Additional contemporary references link Dobelio to Nisibin (Nusaybin), where he appears under the name "Marco Dobelo di Nisibe", indicating an origin or early association with that city. Evidence further suggests that he spent part of his early career in Aleppo, a major intellectual center for eastern Christian scholars and translators, before establishing himself in Rome. By the time he settled in Italy, Dobelio had acquired extensive training in Arabic and related languages, which enabled his emergence as a respected Arabist within European scholarly circles. Contemporary records place Dobelio within European Christian ecclesiastical scholarly networks, including his service with the papal library and with Catholic authorities examining the Lead Books.

== Academic career ==
After arriving in Rome around 1597, Marcos Dobelio taught Arabic at the University of La Sapienza and worked with Arabic manuscripts in ecclesiastical contexts.

In 1610 he was summoned to Granada by a royal committee appointed by King Philip III to evaluate the authenticity of the Lead Books of the Sacromonte. Noted for his strong command of Arabic, Dobelio examined the original texts but soon concluded that they were forgeries. After informing Archbishop Pedro Castro Nero of his assessment, his service in Granada came to an end.

Between approximately 1610 and 1638, Dobelio participated in the broader scholarly debates on the Lead Books in Spain. His assessment has been described by modern scholars as one of the most important contributions to the controversy and as an explicitly polemical rejection of the books’ authenticity.

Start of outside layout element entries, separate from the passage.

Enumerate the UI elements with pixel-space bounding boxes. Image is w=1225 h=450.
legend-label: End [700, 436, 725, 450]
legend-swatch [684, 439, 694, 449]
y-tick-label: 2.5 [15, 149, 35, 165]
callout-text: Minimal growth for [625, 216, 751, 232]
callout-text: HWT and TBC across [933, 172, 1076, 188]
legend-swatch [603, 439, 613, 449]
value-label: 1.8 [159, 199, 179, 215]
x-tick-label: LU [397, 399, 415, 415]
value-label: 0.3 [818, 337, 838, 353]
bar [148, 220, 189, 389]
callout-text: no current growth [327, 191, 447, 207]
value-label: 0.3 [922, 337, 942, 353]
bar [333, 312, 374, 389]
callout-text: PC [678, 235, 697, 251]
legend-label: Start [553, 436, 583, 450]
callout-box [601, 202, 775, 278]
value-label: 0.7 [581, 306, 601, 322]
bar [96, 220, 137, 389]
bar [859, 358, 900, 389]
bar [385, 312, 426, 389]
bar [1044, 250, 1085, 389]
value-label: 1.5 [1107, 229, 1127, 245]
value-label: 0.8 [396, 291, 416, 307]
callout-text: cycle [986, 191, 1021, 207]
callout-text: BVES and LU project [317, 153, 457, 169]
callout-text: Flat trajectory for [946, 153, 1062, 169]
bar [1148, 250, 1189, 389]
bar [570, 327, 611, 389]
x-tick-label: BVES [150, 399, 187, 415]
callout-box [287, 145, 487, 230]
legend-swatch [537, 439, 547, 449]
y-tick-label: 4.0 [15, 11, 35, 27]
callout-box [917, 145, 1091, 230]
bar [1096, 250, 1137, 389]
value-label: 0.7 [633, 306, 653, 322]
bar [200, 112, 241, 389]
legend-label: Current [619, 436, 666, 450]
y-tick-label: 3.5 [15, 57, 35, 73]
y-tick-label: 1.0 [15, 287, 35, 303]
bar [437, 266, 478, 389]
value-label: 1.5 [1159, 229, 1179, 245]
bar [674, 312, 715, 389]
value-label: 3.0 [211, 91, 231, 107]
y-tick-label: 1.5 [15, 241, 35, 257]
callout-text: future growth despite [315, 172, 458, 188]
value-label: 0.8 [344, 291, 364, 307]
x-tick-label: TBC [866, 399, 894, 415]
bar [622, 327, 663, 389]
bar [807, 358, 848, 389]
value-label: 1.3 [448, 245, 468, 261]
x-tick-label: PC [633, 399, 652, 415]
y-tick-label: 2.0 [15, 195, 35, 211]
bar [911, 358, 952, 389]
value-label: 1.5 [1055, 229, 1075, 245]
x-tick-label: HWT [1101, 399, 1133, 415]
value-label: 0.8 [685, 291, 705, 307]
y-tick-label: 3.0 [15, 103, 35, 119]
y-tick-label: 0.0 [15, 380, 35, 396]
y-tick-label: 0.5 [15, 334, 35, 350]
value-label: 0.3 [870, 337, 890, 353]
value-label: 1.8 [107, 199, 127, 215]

Dobelio’s most substantial surviving work is the "Nuevo descubrimiento de la falsedad del metal", the introduction of which can be dated to 1638. In this treatise, Dobelio argued that the Lead Books were Morisco forgeries drawing heavily on Islamic sources. Although only part of the work survives, it circulated among scholars and later influenced Vatican assessments of the Lead Books, particularly the work of the Arabist Ludovico Marracci. In addition to his polemical writings, Dobelio assembled a significant private collection of Arabic manuscripts, which the Dutch Arabist Thomas Erpenius described as one of the most important in Europe.